5.     Kelebihan hasil panen setelah diperhitungkan dengan pajak tidak dikembalikan pada petani.

6.     Kegagalan panen menjadi tanggung jawab petani. 

7.   Buruh dijadikan tenaga paksaan seperti yang terjadi di Rembang, Jawa Tengah. Sebanyak 34.000 keluarga selama 8 bulan setiap tahun diharuskan mengerjakan tanaman dagang dengan upah sangat kecil. Rakyat juga harus menyerahkan balok, bambu, dan kayu untuk pembuatan bangunan yang akan digunakan untuk tanaman tembakau.


Untuk memastikan bupati dan kepala desa mengerjakan tugasnya pada sistem tanam paksa, pemerintah kolonial memberi suap berupa cultuur procenten. Cultuur procenten adalah sistem pemberian hadiah untuk bupati dan kepala desa yang bisa menyerahkan hasil panen warganya melebihi ketentuan yang ditetapkan penjajah.

5. Dampak sistem tanam paksa

Dampak positif tanam paksa bagi penduduk jawa adalah dikenalkannya tanaman-tanaman ekspor yang laku di dunia. Karena, kebanyakan dari tanaman ekspor tersebut bukan asli dari Indonesia. Misalnya nih, kopi berasal dari Afrika dan teh yang berasal dari Asia Timur (Cina, Korea, dan Jepang).

Walaupun dua tanaman itu sudah ada jauh sebelum tanam paksa, kebijakan ini memberikan alternatif dan pengetahuan bagi para petani lokal untuk membudidayakan bibit dan tanaman ekspor ini dengan iklim dan tanah di Jawa. Tentunya hal ini menjadi dampak positif tanam paksa karena budidaya tanaman ekspor tersebut terus berlangsung.

Di sisi lain, dampak negatif dari tanam paksa adalah sistem yang sangat membebankan pada rakyat dan para pekerja. Uang yang dihasilkan dari tanam paksa langsung menjadi milik negara Belanda dan tidak langsung terasa oleh rakyat biasa yang mungkin mendapatkan upah kecil.

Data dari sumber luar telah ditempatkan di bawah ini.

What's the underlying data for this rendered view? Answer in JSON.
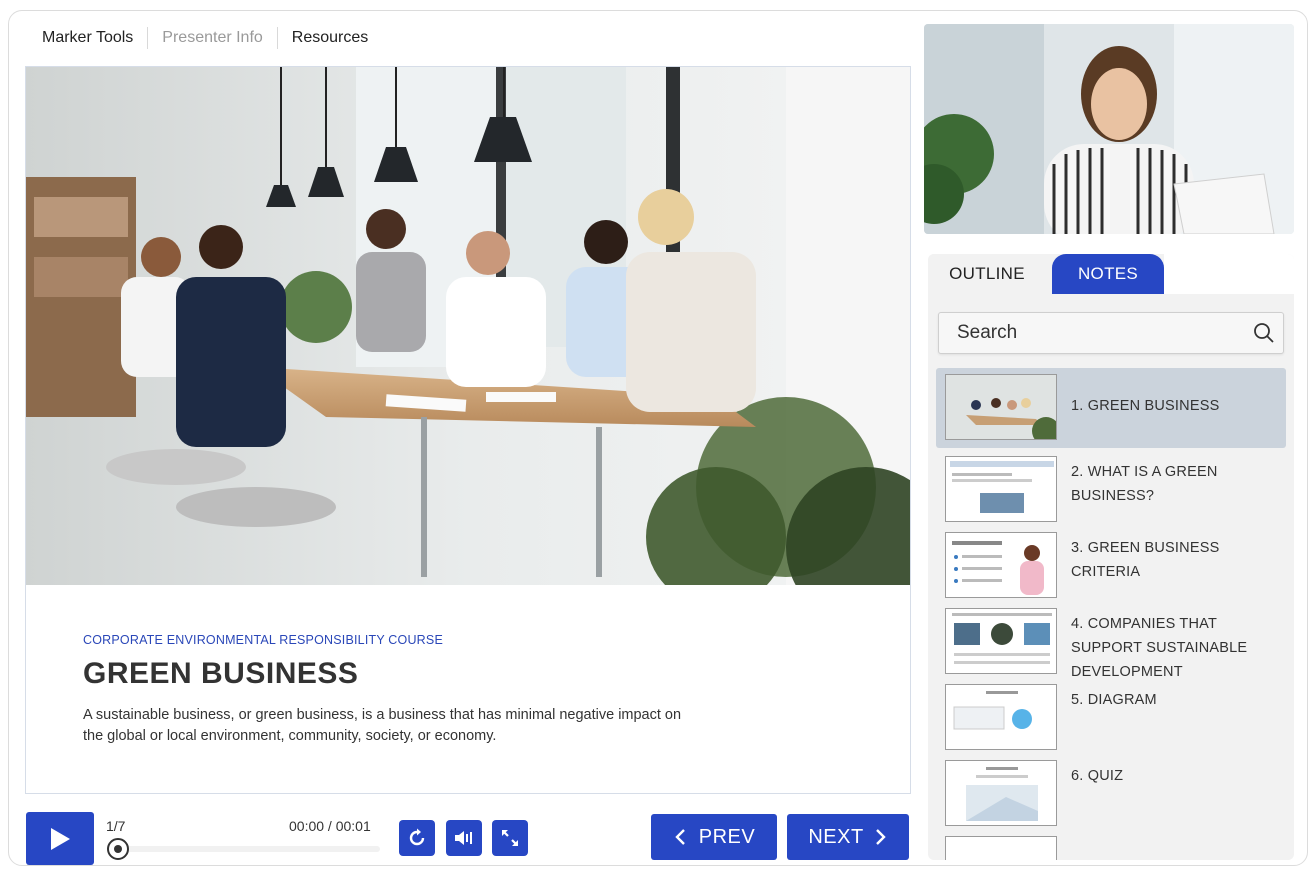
{
  "top_tabs": [
    "Marker Tools",
    "Presenter Info",
    "Resources"
  ],
  "slide": {
    "kicker": "CORPORATE ENVIRONMENTAL RESPONSIBILITY COURSE",
    "headline": "GREEN BUSINESS",
    "body": "A sustainable business, or green business, is a business that has minimal negative impact on the global or local environment, community, society, or economy."
  },
  "player": {
    "counter": "1/7",
    "time": "00:00 / 00:01",
    "progress_fraction": 0.0,
    "prev_label": "PREV",
    "next_label": "NEXT"
  },
  "panel": {
    "tab_outline": "OUTLINE",
    "tab_notes": "NOTES",
    "active_tab": "NOTES",
    "search_placeholder": "Search",
    "items": [
      {
        "label": "1. GREEN BUSINESS"
      },
      {
        "label": "2. WHAT IS A GREEN BUSINESS?"
      },
      {
        "label": "3. GREEN BUSINESS CRITERIA"
      },
      {
        "label": "4. COMPANIES THAT SUPPORT SUSTAINABLE DEVELOPMENT"
      },
      {
        "label": "5. DIAGRAM"
      },
      {
        "label": "6. QUIZ"
      }
    ],
    "active_item": 0
  },
  "colors": {
    "accent": "#2747c4",
    "kicker": "#2a47b8",
    "active_item_bg": "#cbd3dc",
    "panel_bg": "#f2f2f2"
  },
  "icons": {
    "play": "play-icon",
    "replay": "replay-icon",
    "volume": "volume-icon",
    "fullscreen": "fullscreen-icon",
    "search": "search-icon",
    "prev": "chevron-left-icon",
    "next": "chevron-right-icon"
  }
}
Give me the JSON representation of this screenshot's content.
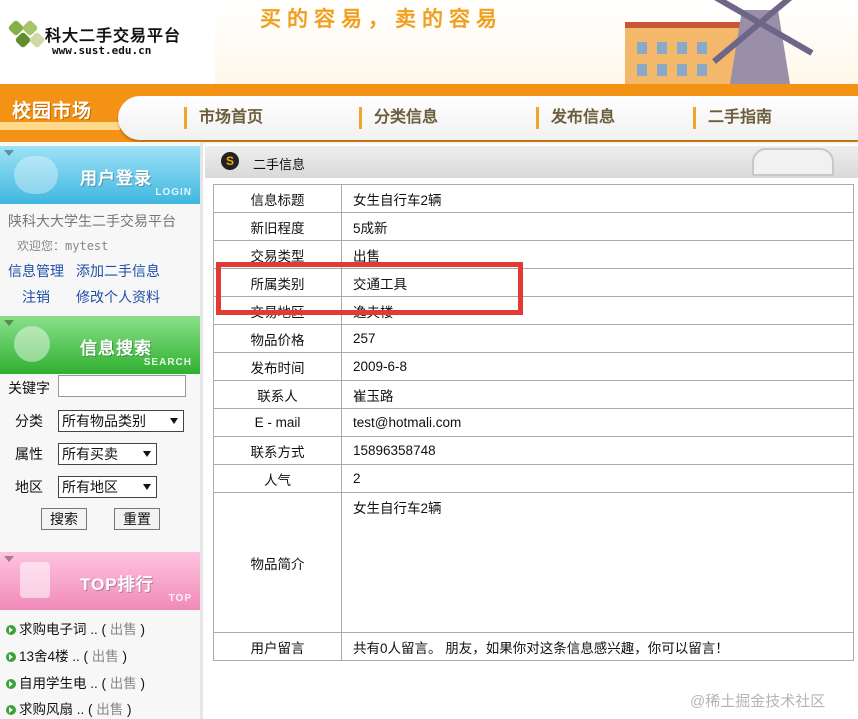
{
  "header": {
    "site_title": "科大二手交易平台",
    "site_url": "www.sust.edu.cn",
    "slogan": "买的容易，卖的容易"
  },
  "nav": {
    "brand": "校园市场",
    "items": [
      {
        "label": "市场首页"
      },
      {
        "label": "分类信息"
      },
      {
        "label": "发布信息"
      },
      {
        "label": "二手指南"
      }
    ]
  },
  "sidebar": {
    "login": {
      "title": "用户登录",
      "sub": "LOGIN",
      "site_name": "陕科大大学生二手交易平台",
      "welcome_prefix": "欢迎您：",
      "username": "mytest",
      "links": {
        "manage": "信息管理",
        "add": "添加二手信息",
        "logout": "注销",
        "profile": "修改个人资料"
      }
    },
    "search": {
      "title": "信息搜索",
      "sub": "SEARCH",
      "keyword_label": "关键字",
      "keyword_value": "",
      "category_label": "分类",
      "category_value": "所有物品类别",
      "attr_label": "属性",
      "attr_value": "所有买卖",
      "area_label": "地区",
      "area_value": "所有地区",
      "search_btn": "搜索",
      "reset_btn": "重置"
    },
    "top": {
      "title": "TOP排行",
      "sub": "TOP",
      "items": [
        {
          "name": "求购电子词 ..",
          "tag": "出售"
        },
        {
          "name": "13舍4楼 ..",
          "tag": "出售"
        },
        {
          "name": "自用学生电 ..",
          "tag": "出售"
        },
        {
          "name": "求购风扇 ..",
          "tag": "出售"
        }
      ]
    }
  },
  "main": {
    "section_title": "二手信息",
    "section_icon": "S",
    "rows": [
      {
        "key": "信息标题",
        "value": "女生自行车2辆"
      },
      {
        "key": "新旧程度",
        "value": "5成新"
      },
      {
        "key": "交易类型",
        "value": "出售"
      },
      {
        "key": "所属类别",
        "value": "交通工具"
      },
      {
        "key": "交易地区",
        "value": "逸夫楼"
      },
      {
        "key": "物品价格",
        "value": "257"
      },
      {
        "key": "发布时间",
        "value": "2009-6-8"
      },
      {
        "key": "联系人",
        "value": "崔玉路"
      },
      {
        "key": "E - mail",
        "value": "test@hotmali.com"
      },
      {
        "key": "联系方式",
        "value": "15896358748"
      },
      {
        "key": "人气",
        "value": "2"
      }
    ],
    "intro": {
      "key": "物品简介",
      "value": "女生自行车2辆"
    },
    "comment": {
      "key": "用户留言",
      "value": "共有0人留言。 朋友，如果你对这条信息感兴趣，你可以留言！"
    }
  },
  "watermark": "@稀土掘金技术社区",
  "colors": {
    "nav_orange": "#f39215",
    "highlight_red": "#e53935",
    "link_blue": "#1f4fa8"
  }
}
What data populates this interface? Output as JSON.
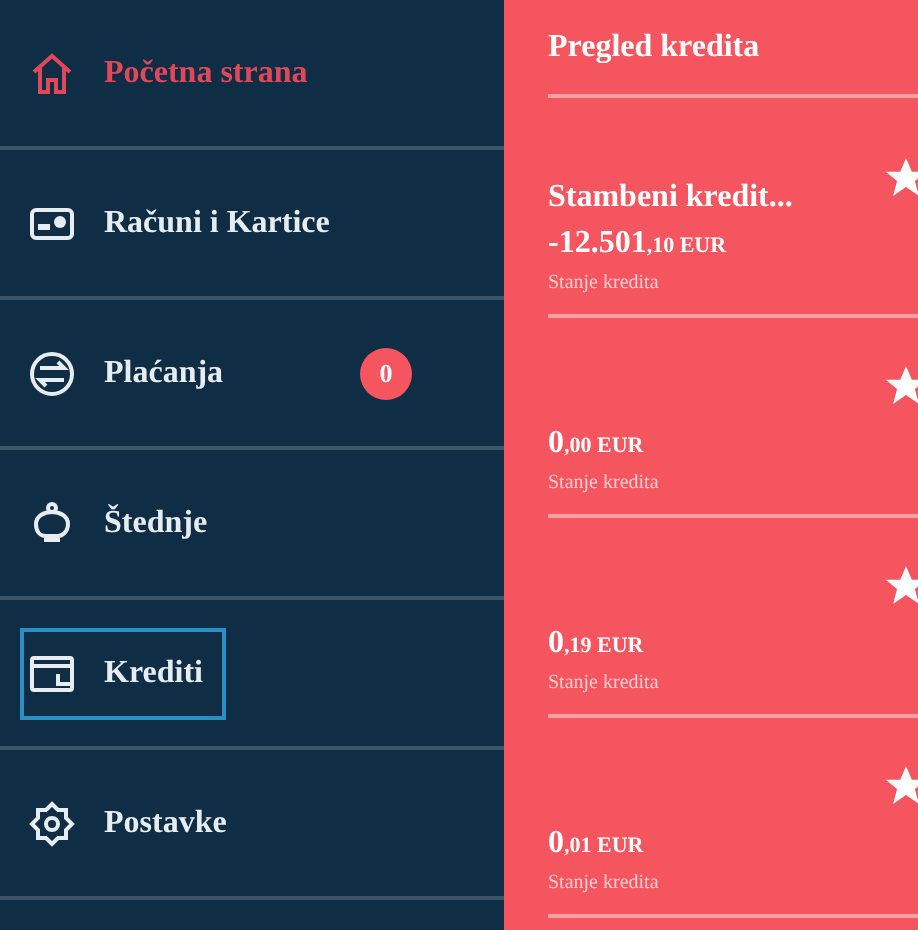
{
  "sidebar": {
    "items": [
      {
        "label": "Početna strana",
        "selected": true,
        "focused": false
      },
      {
        "label": "Računi i Kartice",
        "selected": false,
        "focused": false
      },
      {
        "label": "Plaćanja",
        "selected": false,
        "focused": false,
        "badge": "0"
      },
      {
        "label": "Štednje",
        "selected": false,
        "focused": false
      },
      {
        "label": "Krediti",
        "selected": false,
        "focused": true
      },
      {
        "label": "Postavke",
        "selected": false,
        "focused": false
      }
    ]
  },
  "panel": {
    "title": "Pregled kredita",
    "loans": [
      {
        "name": "Stambeni kredit...",
        "amount": "-12.501",
        "fraction": ",10 EUR",
        "caption": "Stanje kredita",
        "favorite": true
      },
      {
        "amount": "0",
        "fraction": ",00 EUR",
        "caption": "Stanje kredita",
        "favorite": true
      },
      {
        "amount": "0",
        "fraction": ",19 EUR",
        "caption": "Stanje kredita",
        "favorite": true
      },
      {
        "amount": "0",
        "fraction": ",01 EUR",
        "caption": "Stanje kredita",
        "favorite": true
      }
    ]
  }
}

Hal ini yang kemudian menjadi perhatian kaum liberal di Belanda. Mereka merasa bahwa apa yang terjadi di Hindia Belanda merupakan satu bentuk kenyiksaan bagi rakyat jajahan. Beberapa dari mereka kemudian mengusulkan untuk memberikan pendidikan bagi masyarakat Hindia Belanda.